Yet such tougher criteria seem unlikely in the face of widespread job vacancies that consistently remain unfilled. Ultimately, schools need teachers in the room.

One potential remedy for the labor shortage is to raise teacher salaries, which would also make education more attractive as a legitimate long-term career rather than a vocational steppingstone. We all want to pursue a higher calling, but we also need to eat.

Recently I overheard a local administrator say, “It’s hard to recruit teachers to come to Marin because it’s hard for teachers to live in Marin,” which aptly sums it up. Marin is in a unique position: schools do pay relatively well here, so our county has become a magnet for teachers across the state. But since not all California towns and municipalities are equally flush with funds, an across-the-board pay raise is about as likely as a radical schedule shift to accommodate lesson study.

But most of all, teaching has an image problem — the predicament of being misunderstood. Movies illustrate it perfectly. Here are just a few: Stand and Deliver (1988), Dead Poets Society (1989), Dangerous Minds (1995), Fast Times at Ridgemont High (1982), Ferris Bueller’s Day Off (1986), Dazed and Confused (1993), and more recently, The Great Debaters (2007), Fist Fight (2017), Coach Carter (2005), and Bad Teacher (2011). Teachers in these films are portrayed as either great or awful — inspiration or deadbeat, saint or slouch, hero or zero.
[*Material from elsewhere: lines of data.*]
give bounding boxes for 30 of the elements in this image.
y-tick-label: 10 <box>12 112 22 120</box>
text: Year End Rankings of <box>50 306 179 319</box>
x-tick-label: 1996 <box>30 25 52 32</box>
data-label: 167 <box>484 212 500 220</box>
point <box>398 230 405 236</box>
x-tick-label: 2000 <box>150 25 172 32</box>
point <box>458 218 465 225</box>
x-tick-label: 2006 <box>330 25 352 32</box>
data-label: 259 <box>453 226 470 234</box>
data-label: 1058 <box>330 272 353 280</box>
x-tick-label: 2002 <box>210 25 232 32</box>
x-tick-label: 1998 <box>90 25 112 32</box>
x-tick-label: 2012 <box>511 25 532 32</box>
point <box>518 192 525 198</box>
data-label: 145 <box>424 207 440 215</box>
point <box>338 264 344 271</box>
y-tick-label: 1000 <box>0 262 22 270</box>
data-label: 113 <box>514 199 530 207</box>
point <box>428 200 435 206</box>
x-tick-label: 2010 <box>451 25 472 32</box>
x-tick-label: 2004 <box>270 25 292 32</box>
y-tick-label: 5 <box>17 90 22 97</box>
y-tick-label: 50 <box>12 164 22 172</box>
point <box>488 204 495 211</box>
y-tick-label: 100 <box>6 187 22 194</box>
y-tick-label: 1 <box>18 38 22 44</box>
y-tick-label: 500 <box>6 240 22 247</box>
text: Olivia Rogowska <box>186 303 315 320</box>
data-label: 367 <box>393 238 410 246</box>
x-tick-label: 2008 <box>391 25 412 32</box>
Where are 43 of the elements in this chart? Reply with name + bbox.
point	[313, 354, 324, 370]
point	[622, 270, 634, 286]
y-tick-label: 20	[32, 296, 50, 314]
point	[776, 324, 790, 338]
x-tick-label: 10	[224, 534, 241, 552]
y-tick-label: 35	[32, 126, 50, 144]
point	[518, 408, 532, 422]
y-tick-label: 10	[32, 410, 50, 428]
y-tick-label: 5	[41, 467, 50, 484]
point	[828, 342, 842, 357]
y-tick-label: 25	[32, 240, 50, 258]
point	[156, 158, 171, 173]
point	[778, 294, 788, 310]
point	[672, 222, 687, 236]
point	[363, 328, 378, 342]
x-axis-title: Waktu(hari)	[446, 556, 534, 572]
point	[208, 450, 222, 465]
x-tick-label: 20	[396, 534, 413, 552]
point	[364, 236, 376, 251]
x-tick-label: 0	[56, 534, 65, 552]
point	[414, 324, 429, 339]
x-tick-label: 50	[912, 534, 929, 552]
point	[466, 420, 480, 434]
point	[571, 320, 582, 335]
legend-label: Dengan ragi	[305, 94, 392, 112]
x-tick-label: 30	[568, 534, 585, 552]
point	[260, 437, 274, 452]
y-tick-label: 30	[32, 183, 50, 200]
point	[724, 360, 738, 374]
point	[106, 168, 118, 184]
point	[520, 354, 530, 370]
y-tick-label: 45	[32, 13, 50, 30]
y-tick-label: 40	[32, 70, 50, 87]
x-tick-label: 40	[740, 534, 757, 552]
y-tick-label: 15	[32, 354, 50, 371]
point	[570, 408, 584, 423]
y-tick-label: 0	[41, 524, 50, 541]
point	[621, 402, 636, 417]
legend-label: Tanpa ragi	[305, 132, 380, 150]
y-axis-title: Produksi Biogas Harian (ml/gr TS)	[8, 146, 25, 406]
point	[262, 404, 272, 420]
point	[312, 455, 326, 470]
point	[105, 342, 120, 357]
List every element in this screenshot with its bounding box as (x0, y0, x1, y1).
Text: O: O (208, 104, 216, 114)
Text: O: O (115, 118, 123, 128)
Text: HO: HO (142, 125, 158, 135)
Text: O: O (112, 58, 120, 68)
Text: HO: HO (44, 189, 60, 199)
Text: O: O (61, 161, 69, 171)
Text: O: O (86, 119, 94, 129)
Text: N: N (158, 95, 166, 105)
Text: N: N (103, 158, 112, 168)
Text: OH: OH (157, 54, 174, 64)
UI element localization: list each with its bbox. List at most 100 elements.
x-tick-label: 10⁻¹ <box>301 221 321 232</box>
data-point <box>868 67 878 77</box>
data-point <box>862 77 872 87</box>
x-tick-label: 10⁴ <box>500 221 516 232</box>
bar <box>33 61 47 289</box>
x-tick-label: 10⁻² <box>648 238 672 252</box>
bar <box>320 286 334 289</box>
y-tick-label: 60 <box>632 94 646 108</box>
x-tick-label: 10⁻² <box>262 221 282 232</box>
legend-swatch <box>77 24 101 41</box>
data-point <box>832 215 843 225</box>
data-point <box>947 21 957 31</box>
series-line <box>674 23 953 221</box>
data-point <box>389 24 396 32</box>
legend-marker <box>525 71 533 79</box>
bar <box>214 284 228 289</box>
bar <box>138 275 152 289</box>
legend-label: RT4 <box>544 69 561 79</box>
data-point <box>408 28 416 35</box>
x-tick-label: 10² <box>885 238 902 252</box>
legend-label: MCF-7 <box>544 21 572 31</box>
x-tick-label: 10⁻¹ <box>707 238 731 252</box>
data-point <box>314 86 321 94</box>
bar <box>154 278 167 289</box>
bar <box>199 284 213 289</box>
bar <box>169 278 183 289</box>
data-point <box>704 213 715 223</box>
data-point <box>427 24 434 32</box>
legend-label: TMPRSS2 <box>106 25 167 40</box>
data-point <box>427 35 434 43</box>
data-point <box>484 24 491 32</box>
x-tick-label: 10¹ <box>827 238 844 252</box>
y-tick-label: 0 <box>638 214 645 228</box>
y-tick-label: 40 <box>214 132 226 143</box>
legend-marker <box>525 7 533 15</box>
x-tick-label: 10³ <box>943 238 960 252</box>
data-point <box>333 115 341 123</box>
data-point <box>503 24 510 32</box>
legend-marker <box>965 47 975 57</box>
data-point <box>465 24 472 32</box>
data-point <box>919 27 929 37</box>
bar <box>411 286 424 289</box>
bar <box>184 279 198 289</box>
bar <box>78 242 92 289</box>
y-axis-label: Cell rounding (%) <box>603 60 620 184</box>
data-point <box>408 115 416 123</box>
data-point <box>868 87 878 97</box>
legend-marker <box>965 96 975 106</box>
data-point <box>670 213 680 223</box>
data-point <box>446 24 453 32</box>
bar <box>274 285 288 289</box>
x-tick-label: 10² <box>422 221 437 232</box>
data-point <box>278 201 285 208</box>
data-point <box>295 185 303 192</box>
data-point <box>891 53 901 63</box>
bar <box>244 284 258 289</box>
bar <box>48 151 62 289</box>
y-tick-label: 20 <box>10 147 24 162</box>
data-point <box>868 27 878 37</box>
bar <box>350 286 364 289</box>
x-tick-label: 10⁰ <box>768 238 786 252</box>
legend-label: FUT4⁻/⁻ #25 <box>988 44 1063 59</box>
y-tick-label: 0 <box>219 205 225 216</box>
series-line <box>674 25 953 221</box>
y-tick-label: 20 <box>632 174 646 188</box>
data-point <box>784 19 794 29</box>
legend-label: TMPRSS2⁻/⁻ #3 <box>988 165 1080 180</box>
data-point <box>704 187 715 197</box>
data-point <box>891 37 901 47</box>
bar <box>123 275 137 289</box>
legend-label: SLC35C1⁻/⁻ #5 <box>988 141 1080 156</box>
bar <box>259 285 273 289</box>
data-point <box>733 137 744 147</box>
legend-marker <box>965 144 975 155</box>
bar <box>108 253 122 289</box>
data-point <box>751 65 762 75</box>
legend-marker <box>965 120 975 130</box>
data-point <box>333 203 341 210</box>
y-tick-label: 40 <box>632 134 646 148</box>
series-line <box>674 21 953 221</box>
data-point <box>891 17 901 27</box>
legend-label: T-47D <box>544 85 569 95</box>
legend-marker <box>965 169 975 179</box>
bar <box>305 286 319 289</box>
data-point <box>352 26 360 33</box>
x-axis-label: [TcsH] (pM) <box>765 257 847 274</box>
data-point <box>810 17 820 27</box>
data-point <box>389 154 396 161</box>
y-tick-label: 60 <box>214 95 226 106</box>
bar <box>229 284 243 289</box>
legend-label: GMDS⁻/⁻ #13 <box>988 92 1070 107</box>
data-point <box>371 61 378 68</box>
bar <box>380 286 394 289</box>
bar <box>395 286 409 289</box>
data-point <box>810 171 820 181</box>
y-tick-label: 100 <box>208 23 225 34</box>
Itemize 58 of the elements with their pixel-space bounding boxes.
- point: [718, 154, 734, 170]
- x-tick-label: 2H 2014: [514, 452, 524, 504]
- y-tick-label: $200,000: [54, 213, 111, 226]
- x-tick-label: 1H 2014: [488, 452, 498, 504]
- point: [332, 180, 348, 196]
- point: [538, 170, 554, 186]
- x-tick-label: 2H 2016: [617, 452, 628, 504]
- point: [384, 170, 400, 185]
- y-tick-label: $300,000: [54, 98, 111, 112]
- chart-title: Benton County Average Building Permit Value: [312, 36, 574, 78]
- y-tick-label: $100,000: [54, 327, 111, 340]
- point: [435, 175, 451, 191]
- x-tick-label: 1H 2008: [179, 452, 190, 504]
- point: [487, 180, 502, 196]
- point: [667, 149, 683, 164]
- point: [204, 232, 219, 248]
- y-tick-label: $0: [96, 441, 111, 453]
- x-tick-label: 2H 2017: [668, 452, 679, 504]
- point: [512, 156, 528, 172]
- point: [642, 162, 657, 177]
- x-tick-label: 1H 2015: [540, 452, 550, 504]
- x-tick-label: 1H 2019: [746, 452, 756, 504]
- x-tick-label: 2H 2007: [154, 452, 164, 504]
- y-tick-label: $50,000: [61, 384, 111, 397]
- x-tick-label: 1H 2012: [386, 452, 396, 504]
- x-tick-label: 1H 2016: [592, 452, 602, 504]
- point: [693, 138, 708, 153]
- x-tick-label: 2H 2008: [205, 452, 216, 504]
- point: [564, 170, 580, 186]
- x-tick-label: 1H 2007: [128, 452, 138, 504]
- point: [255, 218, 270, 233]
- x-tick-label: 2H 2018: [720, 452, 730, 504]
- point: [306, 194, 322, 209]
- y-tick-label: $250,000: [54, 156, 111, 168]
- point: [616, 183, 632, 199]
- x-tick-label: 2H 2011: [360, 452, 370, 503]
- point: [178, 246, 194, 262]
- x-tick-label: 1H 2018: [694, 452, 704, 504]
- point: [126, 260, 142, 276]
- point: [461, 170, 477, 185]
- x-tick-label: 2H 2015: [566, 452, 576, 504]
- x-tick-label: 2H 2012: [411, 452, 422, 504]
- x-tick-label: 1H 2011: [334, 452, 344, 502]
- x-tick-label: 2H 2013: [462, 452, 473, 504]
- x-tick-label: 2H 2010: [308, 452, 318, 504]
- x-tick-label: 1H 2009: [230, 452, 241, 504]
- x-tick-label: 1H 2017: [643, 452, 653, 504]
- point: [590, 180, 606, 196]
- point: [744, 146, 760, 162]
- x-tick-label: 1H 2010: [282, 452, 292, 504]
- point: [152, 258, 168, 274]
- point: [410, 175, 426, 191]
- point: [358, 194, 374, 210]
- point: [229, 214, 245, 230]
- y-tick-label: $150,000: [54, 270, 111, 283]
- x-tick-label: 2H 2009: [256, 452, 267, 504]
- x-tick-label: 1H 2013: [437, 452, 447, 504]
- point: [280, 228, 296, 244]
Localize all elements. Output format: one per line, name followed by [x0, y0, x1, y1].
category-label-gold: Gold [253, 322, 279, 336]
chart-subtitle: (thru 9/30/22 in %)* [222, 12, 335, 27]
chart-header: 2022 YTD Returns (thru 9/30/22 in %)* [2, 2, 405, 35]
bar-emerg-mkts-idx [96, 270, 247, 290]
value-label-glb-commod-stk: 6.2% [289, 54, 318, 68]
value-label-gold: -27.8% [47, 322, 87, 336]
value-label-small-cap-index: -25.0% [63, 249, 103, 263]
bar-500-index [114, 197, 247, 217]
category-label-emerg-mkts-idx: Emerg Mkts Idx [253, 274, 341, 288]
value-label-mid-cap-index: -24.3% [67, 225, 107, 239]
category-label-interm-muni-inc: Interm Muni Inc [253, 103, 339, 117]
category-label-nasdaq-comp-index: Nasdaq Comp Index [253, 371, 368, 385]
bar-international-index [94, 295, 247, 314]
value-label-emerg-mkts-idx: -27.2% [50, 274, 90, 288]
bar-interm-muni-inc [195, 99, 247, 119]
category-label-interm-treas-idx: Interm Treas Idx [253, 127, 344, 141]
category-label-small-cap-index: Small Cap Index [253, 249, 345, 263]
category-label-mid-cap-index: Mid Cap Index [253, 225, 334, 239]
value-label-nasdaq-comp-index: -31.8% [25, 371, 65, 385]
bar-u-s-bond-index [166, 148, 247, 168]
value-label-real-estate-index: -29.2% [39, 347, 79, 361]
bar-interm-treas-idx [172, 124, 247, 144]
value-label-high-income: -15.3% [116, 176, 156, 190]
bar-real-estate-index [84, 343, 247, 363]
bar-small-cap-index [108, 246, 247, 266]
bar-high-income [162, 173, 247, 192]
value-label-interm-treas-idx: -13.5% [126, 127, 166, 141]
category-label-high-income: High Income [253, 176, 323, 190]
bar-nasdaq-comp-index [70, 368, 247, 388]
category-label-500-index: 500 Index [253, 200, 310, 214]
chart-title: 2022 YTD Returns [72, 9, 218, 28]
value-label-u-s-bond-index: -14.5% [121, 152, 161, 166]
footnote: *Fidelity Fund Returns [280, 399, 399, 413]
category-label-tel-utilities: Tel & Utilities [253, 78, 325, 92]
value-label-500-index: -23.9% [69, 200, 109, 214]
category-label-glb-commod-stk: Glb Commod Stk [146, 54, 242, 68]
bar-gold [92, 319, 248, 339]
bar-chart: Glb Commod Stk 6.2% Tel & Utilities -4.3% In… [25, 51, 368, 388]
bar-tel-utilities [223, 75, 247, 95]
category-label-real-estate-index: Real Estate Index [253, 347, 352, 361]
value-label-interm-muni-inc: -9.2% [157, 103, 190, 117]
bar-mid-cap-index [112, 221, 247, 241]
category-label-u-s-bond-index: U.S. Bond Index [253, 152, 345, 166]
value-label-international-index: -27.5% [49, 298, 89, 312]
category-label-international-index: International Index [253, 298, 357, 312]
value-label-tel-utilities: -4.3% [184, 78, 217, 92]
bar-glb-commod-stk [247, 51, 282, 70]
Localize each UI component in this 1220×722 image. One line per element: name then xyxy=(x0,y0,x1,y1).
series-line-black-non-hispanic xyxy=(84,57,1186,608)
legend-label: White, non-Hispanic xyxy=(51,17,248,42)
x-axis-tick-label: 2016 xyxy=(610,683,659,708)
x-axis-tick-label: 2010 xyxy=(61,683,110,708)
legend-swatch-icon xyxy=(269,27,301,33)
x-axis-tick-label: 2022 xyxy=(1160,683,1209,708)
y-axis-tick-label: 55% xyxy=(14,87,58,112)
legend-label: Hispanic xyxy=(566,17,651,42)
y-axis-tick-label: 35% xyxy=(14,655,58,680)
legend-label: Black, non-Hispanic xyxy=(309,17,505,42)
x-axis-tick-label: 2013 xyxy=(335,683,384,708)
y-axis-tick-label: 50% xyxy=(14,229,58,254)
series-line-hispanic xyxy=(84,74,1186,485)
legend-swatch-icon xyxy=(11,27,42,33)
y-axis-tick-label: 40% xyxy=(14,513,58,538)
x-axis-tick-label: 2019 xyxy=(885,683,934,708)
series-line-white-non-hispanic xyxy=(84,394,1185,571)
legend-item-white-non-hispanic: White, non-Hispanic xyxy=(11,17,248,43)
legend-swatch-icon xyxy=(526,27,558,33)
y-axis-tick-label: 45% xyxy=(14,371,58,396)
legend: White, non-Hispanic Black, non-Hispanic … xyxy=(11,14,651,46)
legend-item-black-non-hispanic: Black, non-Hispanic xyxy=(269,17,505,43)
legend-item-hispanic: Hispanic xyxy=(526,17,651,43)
Marin County has more than 100 schools employing thousands of teachers. It’s safe to bet a preponderance of them fit neatly within none of those polarities, yet for some reason, our collective understanding hasn’t quite grasped that. Rather than typecasting teachers into either/or, we would all benefit from seeing them for who they are: human beings who educate the children of this county so it continues to be the inspirational, progressive, freethinking place we hold dear.

This premise is at the heart of my book, which began as a lonely debate with my car radio and yielded some ideas for solutions and positive change. I hope as parents and educators we’re able to look beyond movies and headlines and into the actual classrooms where Marin’s teachers are hard at work. With a few systemic shifts, some subtle and some large, our local schools can continue to improve, along with prospects for the well-being and future of our kids.